Brexit cost the UK the only good thing Margaret Thatcher ever did
London: Both chancellor Jeremy Hunt and shadow chancellor Rachel Reeves went to the annual Davos World Economic Forum last week proclaiming that Britain was “open to business”.
These mundane statements of the obvious reminded me of the character in one of Michael Frayn’s novels who had an open mind – “open at the front and open at the back”.
For that is what Brexit has achieved. We spent almost 45 years opening our markets to what is now known as the European Union, adding the considerable benefit of membership of the single market – not least thanks to Margaret Thatcher and Jacques Delors. From the abandonment of monetarism onwards, the emphasis of British economic policy was on attracting overseas investment.
But in one fell swoop – thanks to a wholly unnecessary referendum, founded, alas, on ignorance, prejudice and lies – the Cameron government opened the back door. The single market was designed, from the UK’s point of view, to boost trade with and investment from the EU, but the exit was opened and Britain has suffered.
We are now experiencing the consequence of the bad influence that Thatcherite political economy had on our polity, and the rejection of the good. That is to say: so many of the ills that now so manifestly beset the nation result from the Thatcherite obsession with “rolling back the frontiers of the state”, while the economic performance of that same state is now impeded by the rejection of her greatest beneficial contribution to the country – namely membership of the single market.
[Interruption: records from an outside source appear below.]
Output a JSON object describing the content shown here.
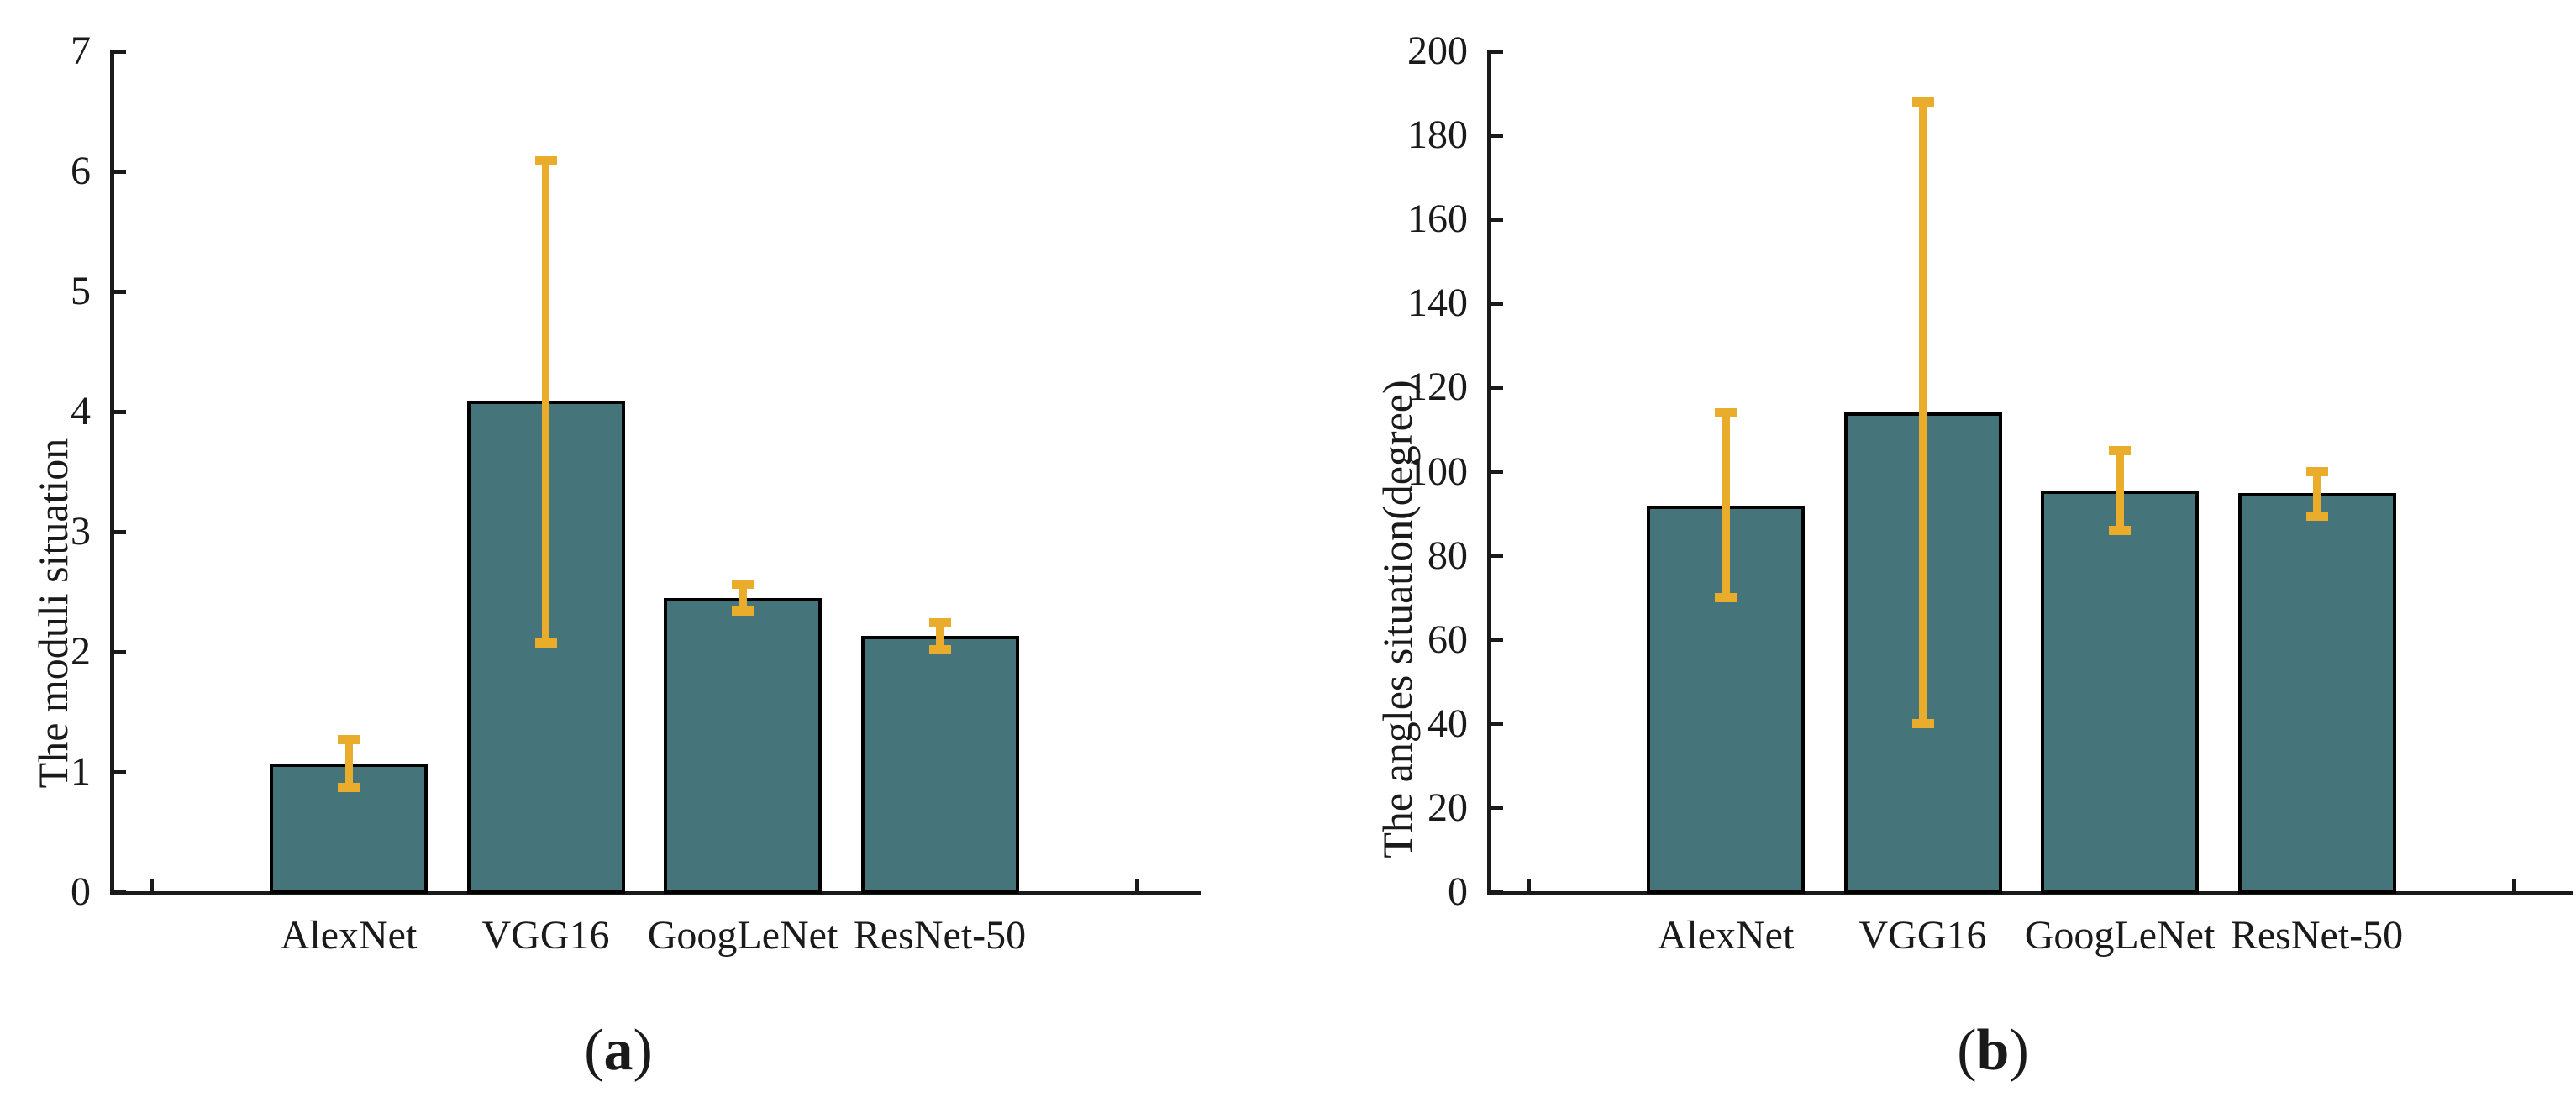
{
  "figure": {
    "background": "#ffffff",
    "colors": {
      "bar_fill": "#45747A",
      "bar_edge": "#000000",
      "error_bar": "#E9AC2B",
      "axis": "#1a1a1a",
      "text": "#1a1a1a"
    },
    "captions": [
      {
        "prefix": "(",
        "letter": "a",
        "suffix": ")"
      },
      {
        "prefix": "(",
        "letter": "b",
        "suffix": ")"
      }
    ]
  },
  "chart_data": [
    {
      "type": "bar",
      "title": "",
      "xlabel": "",
      "ylabel": "The moduli situation",
      "categories": [
        "AlexNet",
        "VGG16",
        "GoogLeNet",
        "ResNet-50"
      ],
      "values": [
        1.07,
        4.09,
        2.45,
        2.13
      ],
      "error_low": [
        0.87,
        2.07,
        2.34,
        2.02
      ],
      "error_high": [
        1.27,
        6.09,
        2.56,
        2.24
      ],
      "ylim": [
        0,
        7
      ],
      "yticks": [
        0,
        1,
        2,
        3,
        4,
        5,
        6,
        7
      ],
      "grid": false,
      "legend": null,
      "caption": "(a)"
    },
    {
      "type": "bar",
      "title": "",
      "xlabel": "",
      "ylabel": "The angles situation(degree)",
      "categories": [
        "AlexNet",
        "VGG16",
        "GoogLeNet",
        "ResNet-50"
      ],
      "values": [
        92,
        114,
        95.5,
        95
      ],
      "error_low": [
        70,
        40,
        86,
        89.5
      ],
      "error_high": [
        114,
        188,
        105,
        100
      ],
      "ylim": [
        0,
        200
      ],
      "yticks": [
        0,
        20,
        40,
        60,
        80,
        100,
        120,
        140,
        160,
        180,
        200
      ],
      "grid": false,
      "legend": null,
      "caption": "(b)"
    }
  ]
}
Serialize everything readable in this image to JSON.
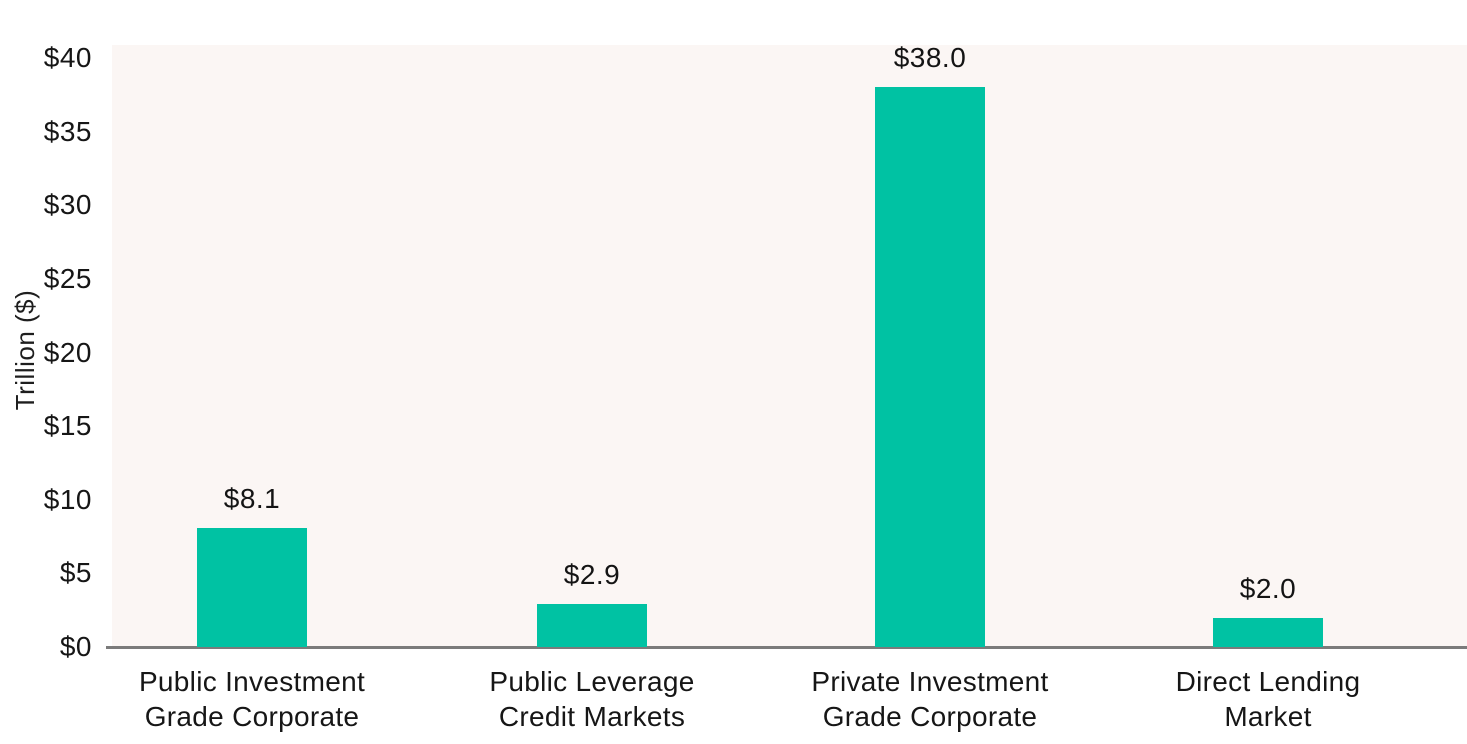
{
  "chart_data": {
    "type": "bar",
    "categories": [
      "Public Investment\nGrade Corporate",
      "Public Leverage\nCredit Markets",
      "Private Investment\nGrade Corporate",
      "Direct Lending\nMarket"
    ],
    "values": [
      8.1,
      2.9,
      38.0,
      2.0
    ],
    "value_labels": [
      "$8.1",
      "$2.9",
      "$38.0",
      "$2.0"
    ],
    "title": "",
    "xlabel": "",
    "ylabel": "Trillion ($)",
    "ylim": [
      0,
      40
    ],
    "yticks": [
      0,
      5,
      10,
      15,
      20,
      25,
      30,
      35,
      40
    ],
    "ytick_labels": [
      "$0",
      "$5",
      "$10",
      "$15",
      "$20",
      "$25",
      "$30",
      "$35",
      "$40"
    ],
    "grid": false,
    "legend": null,
    "colors": {
      "bar": "#00C2A3",
      "plot_background": "#FBF6F4",
      "page_background": "#FFFFFF",
      "axis_line": "#7B7B7B",
      "text": "#161616"
    }
  }
}
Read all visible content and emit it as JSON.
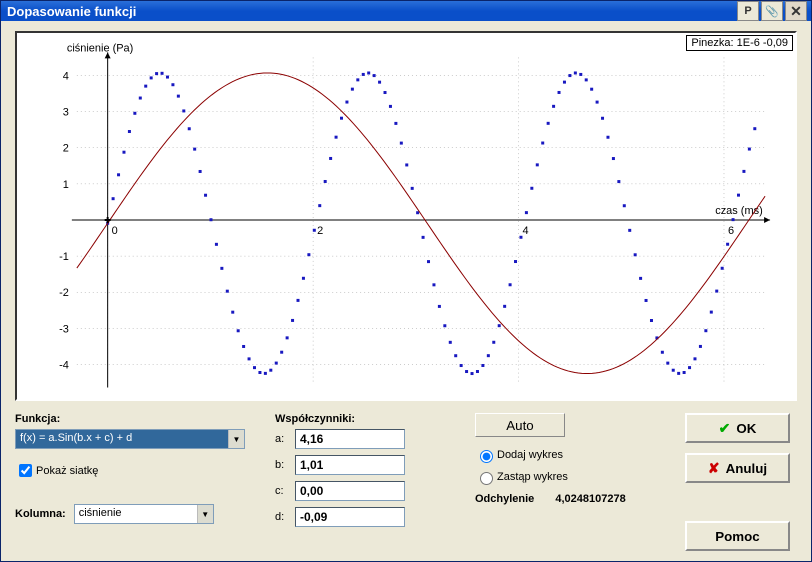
{
  "window": {
    "title": "Dopasowanie funkcji",
    "btn_p": "P",
    "btn_pin": "📌",
    "btn_close": "✕"
  },
  "chart": {
    "pin_label": "Pinezka: 1E-6 -0,09",
    "y_axis_label": "ciśnienie (Pa)",
    "x_axis_label": "czas (ms)",
    "xlim": [
      -0.3,
      6.4
    ],
    "ylim": [
      -4.5,
      4.5
    ],
    "xticks": [
      0,
      2,
      4,
      6
    ],
    "yticks": [
      -4,
      -3,
      -2,
      -1,
      1,
      2,
      3,
      4
    ],
    "grid_color": "#aaaaaa",
    "axis_color": "#000000",
    "background_color": "#ffffff",
    "data_color": "#1818c0",
    "fit_color": "#8b0000",
    "scatter_msize": 3,
    "data": {
      "type": "scatter",
      "amplitude": 4.16,
      "frequency": 3.1,
      "phase": 0,
      "offset": -0.09,
      "npoints": 120,
      "xstart": 0,
      "xend": 6.3
    },
    "fit": {
      "type": "line",
      "a": 4.16,
      "b": 1.01,
      "c": 0.0,
      "d": -0.09,
      "xstart": -0.3,
      "xend": 6.4,
      "npoints": 200
    }
  },
  "controls": {
    "funkcja_label": "Funkcja:",
    "funkcja_value": "f(x) = a.Sin(b.x + c) + d",
    "pokaz_siatke": "Pokaż siatkę",
    "pokaz_checked": true,
    "kolumna_label": "Kolumna:",
    "kolumna_value": "ciśnienie",
    "wspol_label": "Współczynniki:",
    "coef_a_lbl": "a:",
    "coef_a": "4,16",
    "coef_b_lbl": "b:",
    "coef_b": "1,01",
    "coef_c_lbl": "c:",
    "coef_c": "0,00",
    "coef_d_lbl": "d:",
    "coef_d": "-0,09",
    "auto_btn": "Auto",
    "radio_dodaj": "Dodaj wykres",
    "radio_zastap": "Zastąp wykres",
    "radio_selected": "dodaj",
    "odchylenie_label": "Odchylenie",
    "odchylenie_value": "4,0248107278",
    "ok_btn": "OK",
    "anuluj_btn": "Anuluj",
    "pomoc_btn": "Pomoc"
  }
}
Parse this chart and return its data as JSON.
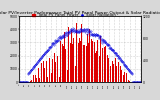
{
  "title": "Solar PV/Inverter Performance Total PV Panel Power Output & Solar Radiation",
  "title_fontsize": 3.2,
  "bg_color": "#d8d8d8",
  "plot_bg": "#ffffff",
  "n_points": 288,
  "red_color": "#dd0000",
  "blue_color": "#0000dd",
  "grid_color": "#999999",
  "ylim_left": [
    0,
    5000
  ],
  "ylim_right": [
    0,
    1200
  ],
  "legend_pv": "Total PV Panel Power",
  "legend_rad": "Solar Radiation",
  "legend_fontsize": 2.8,
  "tick_fontsize": 2.2,
  "bar_width": 0.7
}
Rolling back the frontiers of the state has affected the performance of so many of the public utilities whose reliable services we took for granted: everything from the NHS to education to the Post Office and the water and sewage system – let alone the rail network, which even Thatcher did not dare to privatise.
While not exactly a “failed state” in the sense of many countries one could name, the UK is certainly an ailing one, in which too many people are understandably inclined to say “nothing works properly”.
As one eminent historian said to me recently, “the people who gave us Brexit argued that it would reverse our economic decline. Instead it has accelerated that decline”.
Every day now, the evidence of the damage and interference to our daily lives wreaked by Brexit takes its toll: the extra bureaucratic burden of further customs checks is due in April, and border checks are being imposed later this year on the freedom of movement in the rest of Europe that we had previously taken for granted.
Meanwhile, we learn from the British Chambers of Commerce that 60% of firms are finding it more difficult to trade with the EU than was the case a year earlier, and the mayor of London has pointed out that Brexit is taking its toll on the metropolis, notwithstanding the fact that London is generally considered one of the most attractive tourist locations.
Sadiq Khan is not afraid to defy the omertà that has been imposed by the Labour leadership on the subject of the single market. Yet at a time when surveys indicate that no more than a fifth of leavers regard Brexit as a success, and most people recognise it as a disaster, Labour refuses to acknowledge in public that the “red wall” Brexit emperor has no clothes.
As I have written before, I am not confident that a Labour leadership that is frightened of saying boo to a goose will win the next election. But it seems blazingly obvious that the fissiparous Conservative party is doing its best to lose it – probably with a little help from the ghastly Nigel Farage and the so called Reform party.
Labour is indulging in all manner of preparations for government – while certainly not being overconfident. All this talk of the need for investment-led growth, and the importance of private-sector investment as well as public, is worthy and sensible, but it lacks the confidence-building assurance of a public – indeed, electoral – commitment to rejoin the single market.
Some of my contacts in the foreign exchange market tell me they believe such a commitment would have a beneficent impact on the pound – and hence on inflation – as well as on the prospect of attracting that inward investment that would make a reality of being “open to business”.
Having made his pro-business pitch in Davos, the chancellor announced his intention to concentrate on tax cuts in his next budget (or two). This is rationalised by the claim that low-tax economies favour stronger growth; the real reason is a desperate attempt to bribe the electorate. The unstated corollary is that, with more public sector austerity already in the pipeline, our public services will continue to suffer.